We can imagine the people putting up orange barrels, firing up the bulldozer to grade the rough places smooth and a backhoe to fill in the holes, and even the paver putting down miles of blacktop followed by the roller to smooth things out. But the roadwork John calls the people to do is not a literal road, but a metaphorical one. The pathway is not a spatial path, but a spiritual path. The path is not from Babylon to Canaan, the path is from Heaven to the human heart. The distance to be covered is not a location to another location, but a spiritual distance to be covered from a heart far away from God to a heart filled by God. That is the road the people were to pave, to make the journey easy for God to come back to his people, to come closer to the human heart.
Perhaps, this explains why John transforms the preparing the way of the Lord to a repentance towards the forgiveness of sins. The exile was not a literal distance from God to people, but a spiritual distance from people towards God. People leave God, exiling themselves from God’s presence and lordship. To symbolize the returning of God to the people, John reminds the people, that to confirm the returning of God, the people need to return to God. The hill that needs to be brought low is human rebellion. The hole that needs filled in is idolatry. The curve that needs straightened is self-determination. The slavery that needs abolished is of our own creation, a slavery to sin and death by our own daily choosing. God will come and God will come to save, but our hearts need to be ready for such a gracious deliverance.

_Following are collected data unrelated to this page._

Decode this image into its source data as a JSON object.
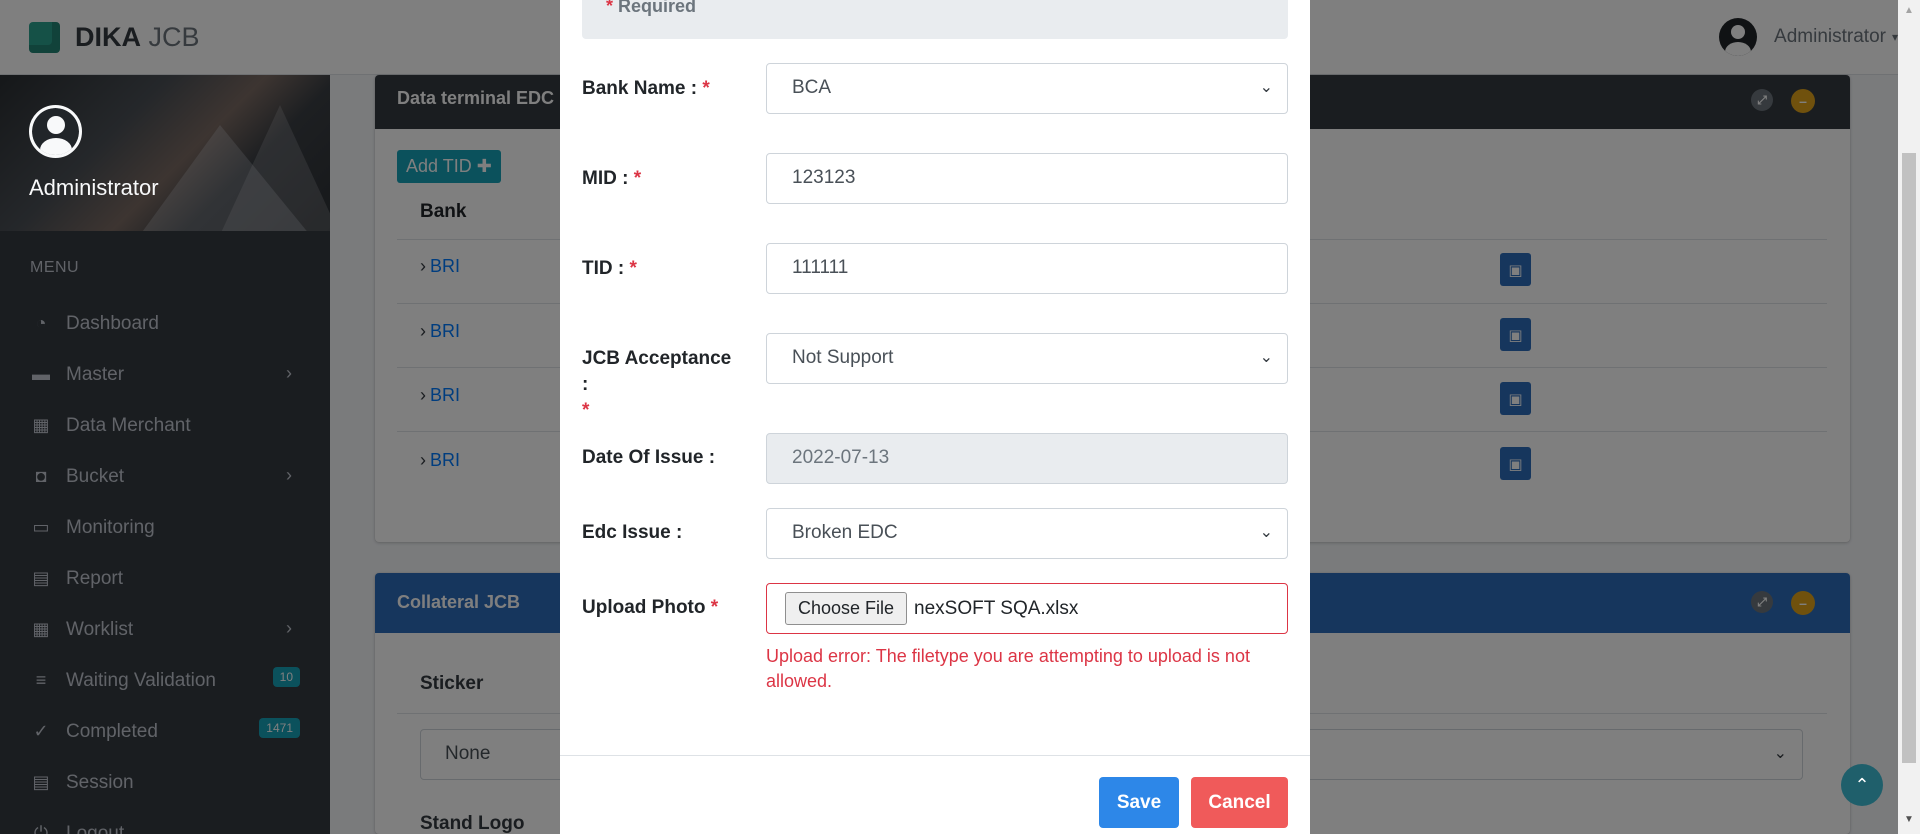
{
  "header": {
    "brand_bold": "DIKA",
    "brand_light": " JCB",
    "user_name": "Administrator",
    "caret_icon": "▾"
  },
  "sidebar": {
    "user_name": "Administrator",
    "menu_header": "MENU",
    "items": [
      {
        "label": "Dashboard",
        "icon": "tachometer-icon",
        "glyph": "◔"
      },
      {
        "label": "Master",
        "icon": "folder-icon",
        "glyph": "▬",
        "arrow": "›"
      },
      {
        "label": "Data Merchant",
        "icon": "table-icon",
        "glyph": "▦"
      },
      {
        "label": "Bucket",
        "icon": "bucket-icon",
        "glyph": "◘",
        "arrow": "›"
      },
      {
        "label": "Monitoring",
        "icon": "desktop-icon",
        "glyph": "▭"
      },
      {
        "label": "Report",
        "icon": "calendar-icon",
        "glyph": "▤"
      },
      {
        "label": "Worklist",
        "icon": "table-icon",
        "glyph": "▦",
        "arrow": "›"
      },
      {
        "label": "Waiting Validation",
        "icon": "list-icon",
        "glyph": "≡",
        "badge": "10"
      },
      {
        "label": "Completed",
        "icon": "check-icon",
        "glyph": "✓",
        "badge": "1471"
      },
      {
        "label": "Session",
        "icon": "calendar-icon",
        "glyph": "▤"
      },
      {
        "label": "Logout",
        "icon": "power-icon",
        "glyph": "⏻"
      }
    ]
  },
  "terminal_card": {
    "title": "Data terminal EDC",
    "add_button": "Add TID ✚",
    "column_bank": "Bank",
    "rows": [
      {
        "bank": "BRI"
      },
      {
        "bank": "BRI"
      },
      {
        "bank": "BRI"
      },
      {
        "bank": "BRI"
      }
    ]
  },
  "collateral_card": {
    "title": "Collateral JCB",
    "sticker_label": "Sticker",
    "sticker_value": "None",
    "stand_logo_label": "Stand Logo"
  },
  "modal": {
    "required_note": "Required",
    "required_star": "*",
    "fields": {
      "bank_name": {
        "label": "Bank Name :",
        "value": "BCA"
      },
      "mid": {
        "label": "MID :",
        "value": "123123"
      },
      "tid": {
        "label": "TID :",
        "value": "111111"
      },
      "jcb_acceptance": {
        "label": "JCB Acceptance :",
        "value": "Not Support"
      },
      "date_of_issue": {
        "label": "Date Of Issue :",
        "value": "2022-07-13"
      },
      "edc_issue": {
        "label": "Edc Issue :",
        "value": "Broken EDC"
      },
      "upload_photo": {
        "label": "Upload Photo",
        "button": "Choose File",
        "file_name": "nexSOFT SQA.xlsx",
        "error": "Upload error: The filetype you are attempting to upload is not allowed."
      }
    },
    "save_label": "Save",
    "cancel_label": "Cancel"
  },
  "colors": {
    "sidebar_bg": "#343a40",
    "accent_blue": "#2d87e8",
    "danger": "#dc3545",
    "info": "#17a2b8",
    "brand_green": "#2aa38f"
  }
}
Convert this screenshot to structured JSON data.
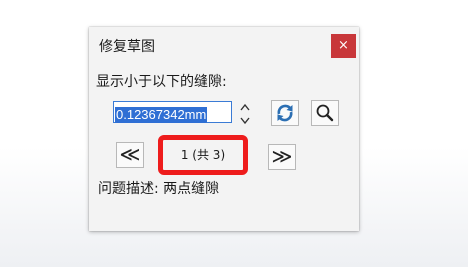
{
  "dialog": {
    "title": "修复草图",
    "close_label": "×"
  },
  "gap": {
    "label": "显示小于以下的缝隙:",
    "value": "0.12367342mm"
  },
  "navigation": {
    "prev_label": "≪",
    "next_label": "≫",
    "page_text": "1 (共 3)"
  },
  "description": "问题描述: 两点缝隙",
  "colors": {
    "close_button": "#c8373a",
    "highlight_border": "#ee1c1c",
    "selection": "#2f6fd4",
    "refresh_icon": "#2c6fb3"
  },
  "icons": {
    "refresh": "refresh-icon",
    "search": "search-icon",
    "spinner": "spinner-icon"
  }
}
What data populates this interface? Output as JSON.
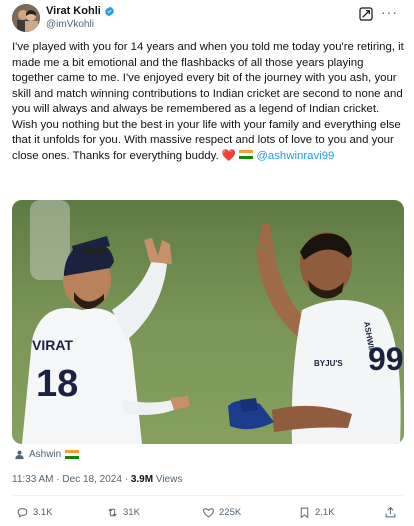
{
  "author": {
    "name": "Virat Kohli",
    "handle": "@imVkohli"
  },
  "tweet": {
    "text": "I've played with you for 14 years and when you told me today you're retiring, it made me a bit emotional and the flashbacks of all those years playing together came to me. I've enjoyed every bit of the journey with you ash, your skill and match winning contributions to Indian cricket are second to none and you will always and always be remembered as a legend of Indian cricket. Wish you nothing but the best in your life with your family and everything else that it unfolds for you. With massive respect and lots of love to you and your close ones. Thanks for everything buddy.",
    "mention": "@ashwinravi99"
  },
  "photo": {
    "shirt_left": "VIRAT",
    "number_left": "18",
    "sponsor_right": "BYJU'S",
    "number_right": "99",
    "name_right": "ASHWIN"
  },
  "tagged": "Ashwin",
  "meta": {
    "time": "11:33 AM",
    "sep1": "·",
    "date": "Dec 18, 2024",
    "sep2": "·",
    "views": "3.9M",
    "views_label": "Views"
  },
  "actions": {
    "replies": "3.1K",
    "reposts": "31K",
    "likes": "225K",
    "bookmarks": "2.1K"
  },
  "colors": {
    "accent": "#1d9bf0",
    "heart": "#e0245e",
    "text": "#0f1419",
    "muted": "#536471"
  },
  "icons": [
    "verified-badge-icon",
    "grok-icon",
    "more-icon",
    "heart-emoji-icon",
    "india-flag-icon",
    "user-icon",
    "reply-icon",
    "repost-icon",
    "like-icon",
    "views-icon",
    "bookmark-icon",
    "share-icon"
  ]
}
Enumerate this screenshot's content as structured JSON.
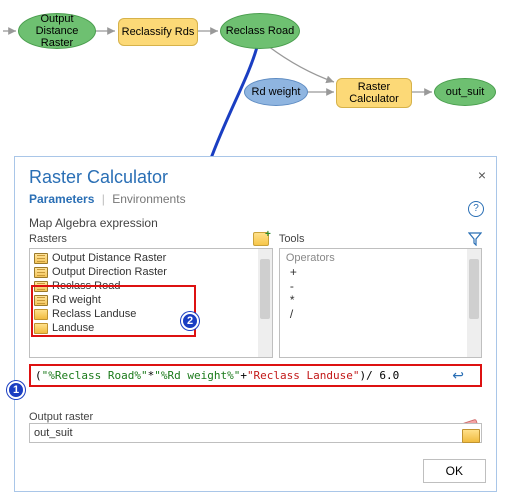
{
  "flow": {
    "nodes": {
      "output_distance": "Output Distance Raster",
      "reclassify_rds": "Reclassify Rds",
      "reclass_road": "Reclass Road",
      "rd_weight": "Rd weight",
      "raster_calculator": "Raster Calculator",
      "out_suit": "out_suit"
    }
  },
  "dialog": {
    "title": "Raster Calculator",
    "tabs": {
      "parameters": "Parameters",
      "environments": "Environments"
    },
    "expression_label": "Map Algebra expression",
    "rasters_label": "Rasters",
    "tools_label": "Tools",
    "rasters": [
      "Output Distance Raster",
      "Output Direction Raster",
      "Reclass Road",
      "Rd weight",
      "Reclass Landuse",
      "Landuse"
    ],
    "operators_label": "Operators",
    "operators": [
      "+",
      "-",
      "*",
      "/"
    ],
    "expression_tokens": {
      "p1": "(",
      "r1": "\"%Reclass Road%\"",
      "star": "  *  ",
      "r2": "\"%Rd weight%\"",
      "plus": " + ",
      "r3": "\"Reclass Landuse\"",
      "p2": ")",
      "div": " / 6.0"
    },
    "output_label": "Output raster",
    "output_value": "out_suit",
    "ok": "OK",
    "close": "×",
    "help": "?"
  },
  "badges": {
    "one": "1",
    "two": "2"
  }
}
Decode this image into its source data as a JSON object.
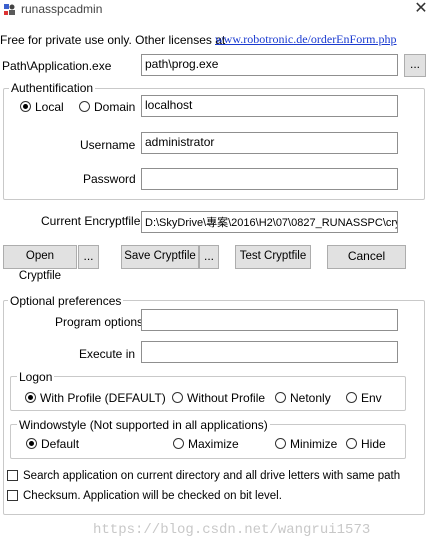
{
  "window": {
    "title": "runasspcadmin",
    "close_symbol": "✕"
  },
  "license": {
    "text": "Free for private use only. Other licenses at",
    "link": "www.robotronic.de/orderEnForm.php"
  },
  "path": {
    "label": "Path\\Application.exe",
    "value": "path\\prog.exe",
    "browse": "..."
  },
  "auth": {
    "legend": "Authentification",
    "local_label": "Local",
    "domain_label": "Domain",
    "domain_value": "localhost",
    "username_label": "Username",
    "username_value": "administrator",
    "password_label": "Password",
    "password_value": ""
  },
  "cryptfile": {
    "label": "Current Encryptfile",
    "value": "D:\\SkyDrive\\專案\\2016\\H2\\07\\0827_RUNASSPC\\cry"
  },
  "buttons": {
    "open": "Open Cryptfile",
    "open_dots": "...",
    "save": "Save Cryptfile",
    "save_dots": "...",
    "test": "Test Cryptfile",
    "cancel": "Cancel"
  },
  "optional": {
    "legend": "Optional preferences",
    "program_options_label": "Program options",
    "program_options_value": "",
    "execute_in_label": "Execute in",
    "execute_in_value": ""
  },
  "logon": {
    "legend": "Logon",
    "options": [
      "With Profile (DEFAULT)",
      "Without Profile",
      "Netonly",
      "Env"
    ],
    "selected": "With Profile (DEFAULT)"
  },
  "windowstyle": {
    "legend": "Windowstyle (Not supported in all applications)",
    "options": [
      "Default",
      "Maximize",
      "Minimize",
      "Hide"
    ],
    "selected": "Default"
  },
  "checks": {
    "search": "Search application on current directory and all drive letters with same path",
    "checksum": "Checksum. Application will be checked on bit level."
  },
  "watermark": "https://blog.csdn.net/wangrui1573"
}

As we make our final preparations for this Christmas season and for a new year, we also need to remember that in addition to getting more chocolate for that fudge, or another tube of wrapping paper, or mailing another card, we also need to do some preparations in our hearts to get them ready for Christ. The road into our hearts needs some paving work: a little less guilt a little more forgiveness, a little less resistance, a little more acknowledgment, a little less self-concern a little more generosity, a little less despair a little more hope, a little less hate a little more love. But perhaps the greatest roadwork that needs to be done, is our seasonal need to turn away from the world and ourselves and to repent or return to God. To cease running away and closing ourselves off from God and to run towards and open ourselves to the coming one, Jesus Christ our Lord. We all have some preparations to make for the coming of Christ we need more faith, more hope, and more love. My friends, let the way to our hearts be made straight for the coming of the Son of God, to whom be the glory and praises of his people unto the ages of ages, Amen!
Prayer
O God of Grace and Glory, we thank you for the coming presence of your Son, Jesus Christ our Lord. In this time of anticipation and waiting for his arrival, help us to prepare ourselves for his coming. Empty us of what is displeasing to you, change us to become more and more into your children, fill us with every good and perfect gift as we prepare ourselves for you. In Jesus’ name we pray. Amen.